La décolonisation de l’Afrique du nord a donné naissance à des entités étatiques artificielles dominées par des régimes politiques autocratiques et despotiques sans légitimité historique ou démocratique qu’ils soient monarchiques, militaires, ou policier veillant jalousement sur leurs frontières c’est-à-dire leur espace de domination politique, économique et culturelle. L’Algérie et la France vivent le passé au présent, elles en sont malades, d’une maladie qui semble incurable.

L’Algérie et la France se sont décidés enfin à regarder ce passé ensemble pour exorciser les démons qui les habitent. Il s’agit de sortir de la prison du passé et d’engager les relations sur la route de l’avenir. Un avenir hors de tous réseaux occultes dont les jeunes font les frais. Les algériens au milieu de la méditerranée, les français dans les rangs du terrorisme international produit des oligarchies financières qui avancent masquées dans un monde sans état d’âme où l’argent sale coule à flots’. En fait, il s’agissait pour la France  d’imposer à l’Algérie indépendante un ordre politique et juridique qui garantisse la prééminence de ses intérêts stratégiques.

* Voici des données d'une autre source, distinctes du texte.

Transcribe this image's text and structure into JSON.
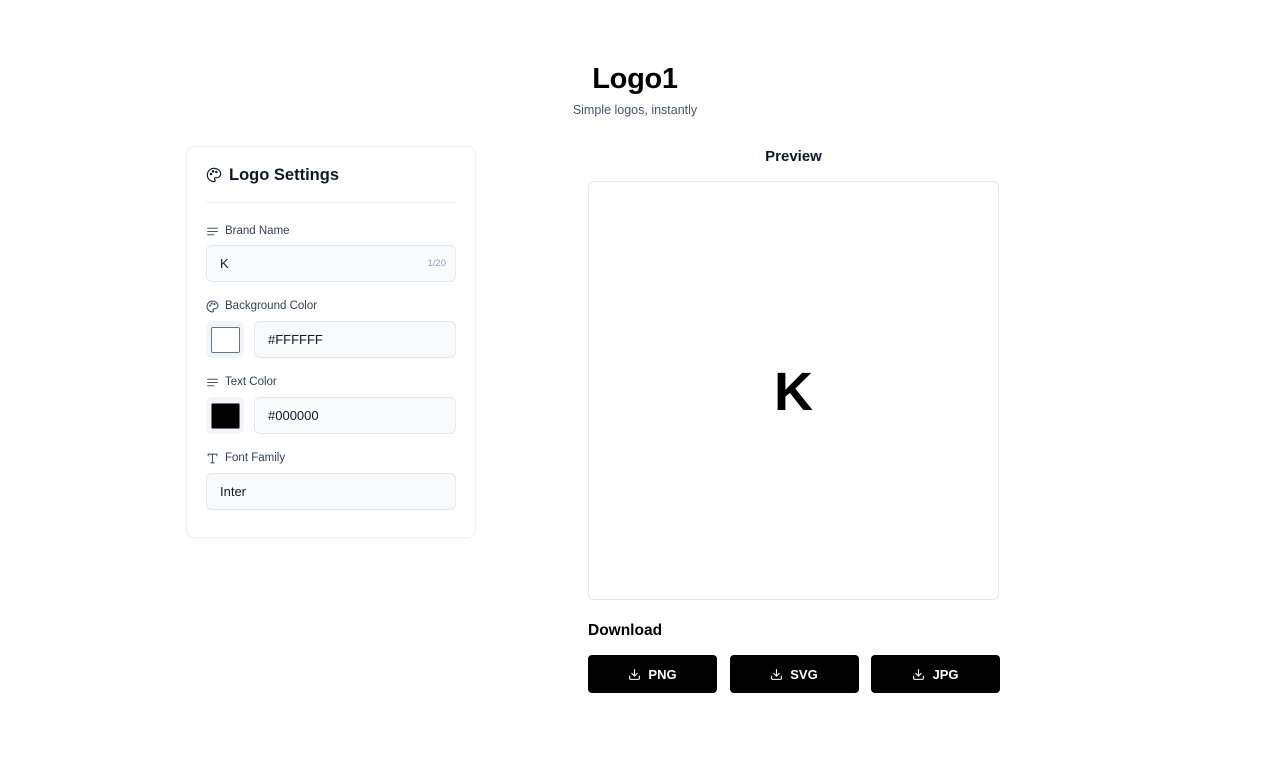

C’est pourquoi, le rapport entre contestation et répression, domination et émancipation est récurrent en Algérie. Dans la tourmente qui enfante de nouvelles sociétés ou qui les étouffe dans l’œuf, les situations semblables créent des jugements semblables. L’obstination de la France coloniale a produit le FLN, l’intransigeance du FLN au pouvoir a donné naissance au FIS. L’islam est un refuge pour les déshérités, un instrument de mobilisation  des masses pour les révolutionnaires et une menace permanente pour l’hégémonie occidentale. Pour les dirigeants nationalistes algériens, une fois l’indépendance acquise, l’islam devait céder la place au socialisme « matérialiste » tout en décrétant l’islam religion de l’Etat et les frais de fonctionnement des mosquées prises en charge par l’Etat. Hier, le colonisateur proposait aux musulmans la citoyenneté française contre le renoncement à l’islam. Le pouvoir algérien suggère implicitement aux « islamistes » de participer au gouvernement contre une mise en sourdine de la « charia ».

En traitant les « autochtones » de « bougnols », des « moins que rien », (fainéants-nés, des voleurs-nés, des criminels-nés, des menteurs-nés), la France a fait de l’humiliation et de la soumission des techniques de maintien de l’ordre colonial. Le régime politique algérien n’a-t-il pas institué le mépris et l’arrogance comme mode de gouvernance ? Sur un autre plan, la disproportion des moyens de répression mobilisés ne vise telle pas qu’à humilier et à soumettre une population de plus en plus rebelle à l’ordre établi. L’histoire se répète, les mêmes causes produisant toujours les mêmes effets. « L’histoire est terrible avec les hommes et d’abord elle leur bande les yeux en leur faisant croire que le pire n’est pas pour eux ». Le colonialisme a atteint ses objectifs. Il nous a détournés de la voie droite.

On rêve de l’ailleurs. 1830, les Français débarquèrent en Algérie pour l’occuper. 2030, les Algériens embarquèrent pour la retrouver. L’histoire est pleine de surprises. Hier envahisseurs, aujourd’hui envahis, les pays dits «d’accueil » ont essayé toutes les politiques que ce soit de cohabitation, d’assimilation ou d’intégration, aucune n’a réussie.

Alors, ils se retournent vers les Etats post coloniaux pour leur ordonner de constituer une « ceinture de sécurité » de l’Europe menacée par un flux migratoire incontrôlé. Une émigration encouragée par une répression aveugle des autorités et l’absence de perspectives pour une jeunesse désœuvrée. Le mouvement migratoire des peuples est un phénomène marquant de ce XXIème siècle. C’est une revanche de l’histoire des africains dépouillés injustement de leurs richesses naturelles par l’occident triomphant en perte de vitesse vivant de son passé « peu glorieux », d’un présent tumultueux et pour un avenir incertain. Des populations à la recherche d’une liberté illusoire et d’un bonheur hypothétique fuyant les interdits de la religion, de la politique et de la pauvreté. Mais, une fois en contact avec la dure réalité de la société d’accueil et des valeurs qui la sous-tendent, ils deviennent nostalgiques en se chuchotant à l’oreille (pour que les compatriotes restés au bled ne les entendent pas) : « loin de toi je languis, près de toi je meurs ».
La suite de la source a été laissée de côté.